18.11.09

'Accursed Questions': Translating Russian Literature

An interview with Larissa Volokhonsky and Richard Pevear
Larissa Volokhonsky and Richard Pevear. Photograph: Brigitte Lacombe

Larissa Volokhonsky and Richard Pevear are renowned contemporary translators of Russian literature. To date, they have collaborated to bring 16 key new editions of Russian novels to the English language, from Tolstoy and Gogol, to Chekhov and Dostoyevsky. And they are currently working on a new translation of Nobel prize winner Boris Pasternak's Doctor Zhivago.

In an interview with The Wall Street Journal, they share their passion for Russian literature, and discuss some of the practical difficulties of translation. The interview closes with a question about the contemporary relevance of the Russian novel, to which Volokhonsky and Pevear give a wonderfully philosophical answer:
Wall Street Journal: Every culture thinks its literature will stand the test of time.
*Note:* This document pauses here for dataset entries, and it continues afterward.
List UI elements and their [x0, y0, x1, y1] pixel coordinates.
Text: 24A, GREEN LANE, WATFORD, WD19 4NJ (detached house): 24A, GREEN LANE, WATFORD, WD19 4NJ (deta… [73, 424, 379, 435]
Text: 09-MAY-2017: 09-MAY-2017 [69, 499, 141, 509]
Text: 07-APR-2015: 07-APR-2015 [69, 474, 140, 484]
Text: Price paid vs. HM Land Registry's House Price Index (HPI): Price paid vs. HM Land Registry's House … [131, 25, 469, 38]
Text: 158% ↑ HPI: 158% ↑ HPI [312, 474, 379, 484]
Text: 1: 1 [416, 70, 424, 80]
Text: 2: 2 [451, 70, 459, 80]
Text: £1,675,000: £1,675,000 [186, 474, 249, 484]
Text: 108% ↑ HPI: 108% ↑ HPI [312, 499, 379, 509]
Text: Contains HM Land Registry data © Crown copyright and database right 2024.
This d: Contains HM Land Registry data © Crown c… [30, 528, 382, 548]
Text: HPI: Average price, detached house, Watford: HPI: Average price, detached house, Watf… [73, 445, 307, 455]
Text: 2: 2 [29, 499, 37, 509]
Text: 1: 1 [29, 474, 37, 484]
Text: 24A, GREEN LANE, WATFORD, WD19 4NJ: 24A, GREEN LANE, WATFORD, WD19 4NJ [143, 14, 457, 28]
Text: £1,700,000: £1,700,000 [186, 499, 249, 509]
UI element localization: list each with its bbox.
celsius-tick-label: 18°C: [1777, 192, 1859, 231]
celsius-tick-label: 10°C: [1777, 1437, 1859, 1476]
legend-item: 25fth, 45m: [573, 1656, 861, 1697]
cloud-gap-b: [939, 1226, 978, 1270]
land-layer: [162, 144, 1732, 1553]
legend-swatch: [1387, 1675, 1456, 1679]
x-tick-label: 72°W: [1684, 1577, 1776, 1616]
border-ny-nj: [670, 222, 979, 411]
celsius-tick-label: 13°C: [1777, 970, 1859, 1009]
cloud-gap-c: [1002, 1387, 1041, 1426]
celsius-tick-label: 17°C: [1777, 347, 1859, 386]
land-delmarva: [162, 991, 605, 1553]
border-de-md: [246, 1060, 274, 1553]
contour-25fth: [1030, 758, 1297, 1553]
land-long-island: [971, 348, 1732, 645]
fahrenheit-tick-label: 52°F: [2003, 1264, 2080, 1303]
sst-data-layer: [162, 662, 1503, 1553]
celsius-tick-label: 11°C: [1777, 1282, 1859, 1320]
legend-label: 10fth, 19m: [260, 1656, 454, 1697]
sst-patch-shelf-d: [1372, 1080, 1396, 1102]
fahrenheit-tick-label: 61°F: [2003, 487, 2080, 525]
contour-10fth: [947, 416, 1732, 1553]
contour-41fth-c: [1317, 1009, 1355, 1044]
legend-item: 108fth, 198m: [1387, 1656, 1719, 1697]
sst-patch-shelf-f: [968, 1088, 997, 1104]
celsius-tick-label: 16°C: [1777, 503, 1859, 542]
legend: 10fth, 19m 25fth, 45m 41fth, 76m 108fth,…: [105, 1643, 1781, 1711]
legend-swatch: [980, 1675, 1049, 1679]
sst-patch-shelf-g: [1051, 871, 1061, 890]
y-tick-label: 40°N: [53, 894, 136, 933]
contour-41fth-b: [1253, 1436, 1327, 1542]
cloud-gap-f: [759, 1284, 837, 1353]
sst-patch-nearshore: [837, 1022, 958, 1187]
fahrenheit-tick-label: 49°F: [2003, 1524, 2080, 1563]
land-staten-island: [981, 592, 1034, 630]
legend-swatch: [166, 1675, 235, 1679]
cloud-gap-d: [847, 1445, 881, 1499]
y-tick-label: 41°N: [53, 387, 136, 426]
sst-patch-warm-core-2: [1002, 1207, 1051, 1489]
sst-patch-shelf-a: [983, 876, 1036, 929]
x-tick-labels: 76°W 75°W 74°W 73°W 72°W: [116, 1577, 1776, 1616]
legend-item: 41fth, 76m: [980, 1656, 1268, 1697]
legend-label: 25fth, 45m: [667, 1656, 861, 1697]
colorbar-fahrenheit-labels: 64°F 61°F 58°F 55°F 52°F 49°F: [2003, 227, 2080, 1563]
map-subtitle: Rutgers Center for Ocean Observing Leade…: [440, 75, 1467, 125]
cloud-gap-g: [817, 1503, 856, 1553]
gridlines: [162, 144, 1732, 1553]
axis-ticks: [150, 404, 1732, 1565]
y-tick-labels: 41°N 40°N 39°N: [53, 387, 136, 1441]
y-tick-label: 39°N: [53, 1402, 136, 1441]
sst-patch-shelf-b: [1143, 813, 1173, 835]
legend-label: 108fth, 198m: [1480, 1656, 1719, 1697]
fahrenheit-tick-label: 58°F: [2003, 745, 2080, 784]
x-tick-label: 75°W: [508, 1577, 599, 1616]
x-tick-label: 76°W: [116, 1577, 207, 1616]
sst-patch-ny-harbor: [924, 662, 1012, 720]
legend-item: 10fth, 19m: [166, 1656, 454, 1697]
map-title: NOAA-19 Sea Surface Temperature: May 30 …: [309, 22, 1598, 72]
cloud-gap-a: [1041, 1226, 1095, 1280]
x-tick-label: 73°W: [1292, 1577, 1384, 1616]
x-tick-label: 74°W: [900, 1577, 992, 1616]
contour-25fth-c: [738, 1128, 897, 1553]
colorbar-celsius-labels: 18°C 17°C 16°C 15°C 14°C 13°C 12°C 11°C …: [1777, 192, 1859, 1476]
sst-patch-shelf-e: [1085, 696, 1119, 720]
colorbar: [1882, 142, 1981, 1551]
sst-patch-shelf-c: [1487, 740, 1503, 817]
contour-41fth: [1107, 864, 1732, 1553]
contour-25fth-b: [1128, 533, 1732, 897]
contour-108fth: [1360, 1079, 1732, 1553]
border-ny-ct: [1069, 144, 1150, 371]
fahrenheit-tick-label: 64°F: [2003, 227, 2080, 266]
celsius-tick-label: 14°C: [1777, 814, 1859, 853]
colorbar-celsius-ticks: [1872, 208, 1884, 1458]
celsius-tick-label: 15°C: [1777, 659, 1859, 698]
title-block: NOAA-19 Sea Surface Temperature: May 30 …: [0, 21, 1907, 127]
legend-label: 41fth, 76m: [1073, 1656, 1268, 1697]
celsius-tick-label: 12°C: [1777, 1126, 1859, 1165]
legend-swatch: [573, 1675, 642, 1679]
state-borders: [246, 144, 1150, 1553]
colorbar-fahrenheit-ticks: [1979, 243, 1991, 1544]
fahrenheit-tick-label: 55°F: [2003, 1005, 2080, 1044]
What is it about the Russian novelists that makes us come back to their work again and again?

Mr. Pevear and Ms. Volokhonsky: I think there's the phrase "the accursed questions" attributed to Dostoyevsky: What is the meaning of life, the existence of God, the mystery of death, the big metaphysical spiritual questions? Those questions were central to Russian literature in the 19th and 20th centuries in a way that they had all but ceased to be in Western European literature. The Russians were engaged in portraying a fully human destiny rather than one dictated by class, social position, personal ambition and so on -- which is a vision similar to what we find first of all in Homer, as well as Dante and Shakespeare. We thirst for that vision and are grateful to find it in the great Russians. The aliveness of Tolstoy's heroes may come ultimately from the same wholeness of vision, which is not generalized and abstract, but deep in detail. [Read More]


Their most recent translation, Leo Tolstoy's The Death of Ivan Ilyich and Other Stories, is published by Random House.